Having been pulled for years in two diametrically opposed directions, the anti-gun movement now finds itself in a dreadful political bind. As ever, it continues to abhor the private ownership of firearms, and wishes to make it as difficult as possible for Americans to keep and bear them. And yet, increasingly, its leaders also seem to believe the enforcement of the laws they seek ought to be resisted in some places. The result has been situations like we see in states such as New York, which has law books crammed full of infringements of the Second Amendment, but also has prosecutors who enforce those laws selectively, if at all.
Last month, the American Civil Liberties Union (ACLU) complained bitterly about the news that New York City intended to begin random searches of bus travelers’ luggage for guns, on the grounds that such “random searches are anything but random,” “raise major constitutional alarms” and “are plagued with racial bias.” And yet, for some reason, that same ACLU not only supports New York’s restrictions on concealed carry, but it also has filed an amicus brief against those who are challenging these restrictions.
In a press release explaining why the ACLU sided with the state government in the case of New York State Rifle & Pistol Association v. Bruen, the ACLU argued that “New York’s limits on carrying guns in public spaces are constitutional” and that such limits are vital to protecting the “free-flowing, sometimes heated exchange of ideas.” Or, to put it another way: The ACLU supports New York’s draconian restrictions on concealed carry, but it opposes the enforcement of those restrictions.
Naturally, this makes no sense.
As the Black Attorneys of Legal Aid explained in its filing, it is simply not possible to distinguish between the law and its enforcement in the way the ACLU has attempted to do. “The real-life consequences of New York’s firearm licensing requirements on ordinary people,” the group submitted, are “brutal.”
Sometimes, this incoherence is even more pronounced. In Philadelphia, the district attorney, Larry Krasner, has defended his reluctance to enforce the law by proposing that many of the people who violate the rules are not doing so to commit crimes, but “to protect themselves because they did not feel they could count on police to do the job.”
If Krasner really believed this, of course, one would expect him to have coupled the claim with a call to increase the number of police officers on the streets. But he has done no such thing—and neither, for that matter, has the movement to which he belongs.
Instead, the steps taken by Krasner’s movement range between making it more difficult for police officers to do their jobs effectively and calling for those jobs to be defunded or even abolished completely—a juxtaposition that leads to the nonsensical claim that (1) we need strong gun laws to reduce crime and (2) that we shouldn’t prosecute those who violate those strong gun laws because they themselves are worried about crime and (3) that, despite this, we should weaken or remove the people whom we have hired to fight that crime. It’s ridiculous.

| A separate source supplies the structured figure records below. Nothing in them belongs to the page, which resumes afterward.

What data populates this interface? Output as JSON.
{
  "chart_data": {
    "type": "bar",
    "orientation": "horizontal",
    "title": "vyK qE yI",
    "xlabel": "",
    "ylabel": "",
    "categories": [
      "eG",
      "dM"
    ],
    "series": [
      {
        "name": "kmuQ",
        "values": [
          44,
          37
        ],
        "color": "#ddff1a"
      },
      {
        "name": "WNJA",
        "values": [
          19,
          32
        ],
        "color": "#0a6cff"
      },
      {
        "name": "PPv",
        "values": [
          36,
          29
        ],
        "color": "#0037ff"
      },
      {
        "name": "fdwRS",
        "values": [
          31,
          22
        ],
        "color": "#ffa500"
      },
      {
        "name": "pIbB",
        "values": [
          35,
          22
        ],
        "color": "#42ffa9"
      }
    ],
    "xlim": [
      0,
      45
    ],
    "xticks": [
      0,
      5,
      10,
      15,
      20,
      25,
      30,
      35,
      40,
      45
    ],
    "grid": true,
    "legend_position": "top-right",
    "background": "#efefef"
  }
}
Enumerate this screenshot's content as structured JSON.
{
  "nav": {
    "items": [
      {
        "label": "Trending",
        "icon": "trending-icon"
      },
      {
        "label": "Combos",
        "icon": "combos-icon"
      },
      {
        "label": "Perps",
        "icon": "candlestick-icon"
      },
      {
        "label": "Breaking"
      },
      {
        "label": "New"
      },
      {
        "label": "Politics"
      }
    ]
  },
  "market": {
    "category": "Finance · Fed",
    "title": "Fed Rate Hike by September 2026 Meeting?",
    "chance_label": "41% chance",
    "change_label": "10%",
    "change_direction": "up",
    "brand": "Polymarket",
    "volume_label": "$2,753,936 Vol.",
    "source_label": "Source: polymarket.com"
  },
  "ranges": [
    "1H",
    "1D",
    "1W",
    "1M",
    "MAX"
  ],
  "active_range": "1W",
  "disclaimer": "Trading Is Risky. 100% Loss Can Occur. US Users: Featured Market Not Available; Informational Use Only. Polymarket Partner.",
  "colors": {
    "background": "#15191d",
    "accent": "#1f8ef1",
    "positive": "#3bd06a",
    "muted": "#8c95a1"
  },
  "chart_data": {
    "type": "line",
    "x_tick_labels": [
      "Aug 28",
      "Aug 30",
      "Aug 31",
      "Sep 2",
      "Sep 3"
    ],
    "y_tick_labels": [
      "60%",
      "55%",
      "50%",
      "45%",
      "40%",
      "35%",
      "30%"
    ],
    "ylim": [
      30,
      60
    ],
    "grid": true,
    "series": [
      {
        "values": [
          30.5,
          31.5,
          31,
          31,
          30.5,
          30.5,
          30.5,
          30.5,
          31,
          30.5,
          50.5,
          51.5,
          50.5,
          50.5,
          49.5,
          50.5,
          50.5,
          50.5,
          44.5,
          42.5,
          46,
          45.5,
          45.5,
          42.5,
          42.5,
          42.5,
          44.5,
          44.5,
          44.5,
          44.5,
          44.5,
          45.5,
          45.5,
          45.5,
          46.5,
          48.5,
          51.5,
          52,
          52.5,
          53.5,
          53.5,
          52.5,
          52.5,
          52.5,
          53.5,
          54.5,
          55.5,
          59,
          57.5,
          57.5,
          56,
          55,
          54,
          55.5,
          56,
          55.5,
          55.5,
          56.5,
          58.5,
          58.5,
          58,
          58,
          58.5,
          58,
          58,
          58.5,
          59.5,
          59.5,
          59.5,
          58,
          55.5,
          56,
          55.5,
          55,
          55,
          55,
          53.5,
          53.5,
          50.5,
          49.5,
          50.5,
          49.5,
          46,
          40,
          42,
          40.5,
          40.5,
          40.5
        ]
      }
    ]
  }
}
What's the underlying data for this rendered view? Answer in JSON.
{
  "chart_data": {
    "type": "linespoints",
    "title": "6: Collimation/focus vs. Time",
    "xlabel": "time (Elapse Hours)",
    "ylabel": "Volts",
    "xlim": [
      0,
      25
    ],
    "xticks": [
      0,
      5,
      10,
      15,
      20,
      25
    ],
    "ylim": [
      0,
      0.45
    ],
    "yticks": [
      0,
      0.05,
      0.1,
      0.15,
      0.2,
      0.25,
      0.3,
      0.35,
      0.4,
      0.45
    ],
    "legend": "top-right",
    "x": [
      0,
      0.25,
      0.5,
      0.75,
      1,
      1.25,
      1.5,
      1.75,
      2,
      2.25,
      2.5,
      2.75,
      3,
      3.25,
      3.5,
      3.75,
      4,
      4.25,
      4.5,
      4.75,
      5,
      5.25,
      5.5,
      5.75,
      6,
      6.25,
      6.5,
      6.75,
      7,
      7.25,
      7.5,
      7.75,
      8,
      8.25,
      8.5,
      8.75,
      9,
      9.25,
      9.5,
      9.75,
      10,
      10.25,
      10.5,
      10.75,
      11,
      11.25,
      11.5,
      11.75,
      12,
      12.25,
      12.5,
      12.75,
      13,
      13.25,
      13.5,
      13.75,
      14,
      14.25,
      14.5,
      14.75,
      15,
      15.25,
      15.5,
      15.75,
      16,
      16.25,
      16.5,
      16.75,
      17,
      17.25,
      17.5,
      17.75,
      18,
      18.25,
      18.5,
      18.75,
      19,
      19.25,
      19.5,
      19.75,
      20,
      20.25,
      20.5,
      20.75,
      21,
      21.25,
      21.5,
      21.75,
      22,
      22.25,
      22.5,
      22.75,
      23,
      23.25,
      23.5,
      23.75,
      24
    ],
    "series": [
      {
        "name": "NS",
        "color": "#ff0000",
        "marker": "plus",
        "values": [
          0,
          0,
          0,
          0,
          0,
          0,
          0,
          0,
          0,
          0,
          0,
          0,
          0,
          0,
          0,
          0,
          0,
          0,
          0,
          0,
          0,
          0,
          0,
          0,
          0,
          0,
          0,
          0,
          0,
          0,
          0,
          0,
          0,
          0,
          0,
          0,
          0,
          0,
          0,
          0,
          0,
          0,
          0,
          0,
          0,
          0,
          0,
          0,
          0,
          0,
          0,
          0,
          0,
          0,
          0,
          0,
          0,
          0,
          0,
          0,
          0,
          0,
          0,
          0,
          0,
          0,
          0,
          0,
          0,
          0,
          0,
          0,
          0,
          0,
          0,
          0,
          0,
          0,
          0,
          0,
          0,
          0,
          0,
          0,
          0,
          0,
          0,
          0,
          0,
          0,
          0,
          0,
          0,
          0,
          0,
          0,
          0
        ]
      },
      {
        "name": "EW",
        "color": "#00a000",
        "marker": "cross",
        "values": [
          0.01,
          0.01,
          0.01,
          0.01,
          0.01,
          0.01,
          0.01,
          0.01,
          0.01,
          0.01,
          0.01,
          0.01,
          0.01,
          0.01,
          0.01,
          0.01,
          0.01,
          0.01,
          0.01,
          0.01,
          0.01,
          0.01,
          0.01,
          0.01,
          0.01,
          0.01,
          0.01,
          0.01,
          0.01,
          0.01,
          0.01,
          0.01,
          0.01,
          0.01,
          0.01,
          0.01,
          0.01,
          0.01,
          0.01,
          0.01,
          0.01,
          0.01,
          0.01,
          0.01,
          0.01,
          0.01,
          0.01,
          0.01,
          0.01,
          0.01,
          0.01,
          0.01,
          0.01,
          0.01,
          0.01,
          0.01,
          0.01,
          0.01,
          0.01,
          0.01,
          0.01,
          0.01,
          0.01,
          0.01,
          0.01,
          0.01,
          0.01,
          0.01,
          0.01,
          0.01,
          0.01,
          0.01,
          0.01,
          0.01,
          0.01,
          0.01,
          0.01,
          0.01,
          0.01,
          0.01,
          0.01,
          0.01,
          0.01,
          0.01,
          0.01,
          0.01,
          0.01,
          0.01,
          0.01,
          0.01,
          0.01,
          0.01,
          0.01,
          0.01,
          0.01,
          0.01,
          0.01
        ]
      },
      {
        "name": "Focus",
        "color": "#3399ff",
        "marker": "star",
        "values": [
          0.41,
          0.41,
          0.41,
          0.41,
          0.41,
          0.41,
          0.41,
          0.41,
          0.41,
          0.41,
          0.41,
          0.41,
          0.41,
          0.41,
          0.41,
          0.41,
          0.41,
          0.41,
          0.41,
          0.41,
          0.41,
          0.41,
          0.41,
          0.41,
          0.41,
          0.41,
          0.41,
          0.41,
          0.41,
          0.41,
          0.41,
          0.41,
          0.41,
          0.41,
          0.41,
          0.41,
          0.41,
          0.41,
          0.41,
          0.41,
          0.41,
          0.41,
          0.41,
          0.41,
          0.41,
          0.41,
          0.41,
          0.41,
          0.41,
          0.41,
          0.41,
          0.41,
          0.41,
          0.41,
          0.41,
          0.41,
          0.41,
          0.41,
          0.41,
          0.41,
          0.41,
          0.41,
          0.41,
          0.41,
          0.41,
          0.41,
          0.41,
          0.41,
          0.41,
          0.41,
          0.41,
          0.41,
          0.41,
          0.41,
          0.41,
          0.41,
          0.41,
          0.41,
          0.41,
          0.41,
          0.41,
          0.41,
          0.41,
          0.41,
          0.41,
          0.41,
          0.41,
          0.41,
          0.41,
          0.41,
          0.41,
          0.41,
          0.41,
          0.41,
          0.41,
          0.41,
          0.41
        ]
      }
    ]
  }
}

Given the racially charged history of American gun control, the obvious solution for those who fear disparities in the law is simply to support the Second Amendment for all Americans, and thereby remove the opportunity for meddling and for caprice. But that, apparently, would be too simple and too fair.
Instead, the ACLU and some others are trying to somehow simultaneously argue that gun control—including effectively banning most citizens from carrying arms outside their homes—is constitutional despite the clarity of the Second Amendment, while also arguing that some people who break those laws should get “get-of-jail-free cards.”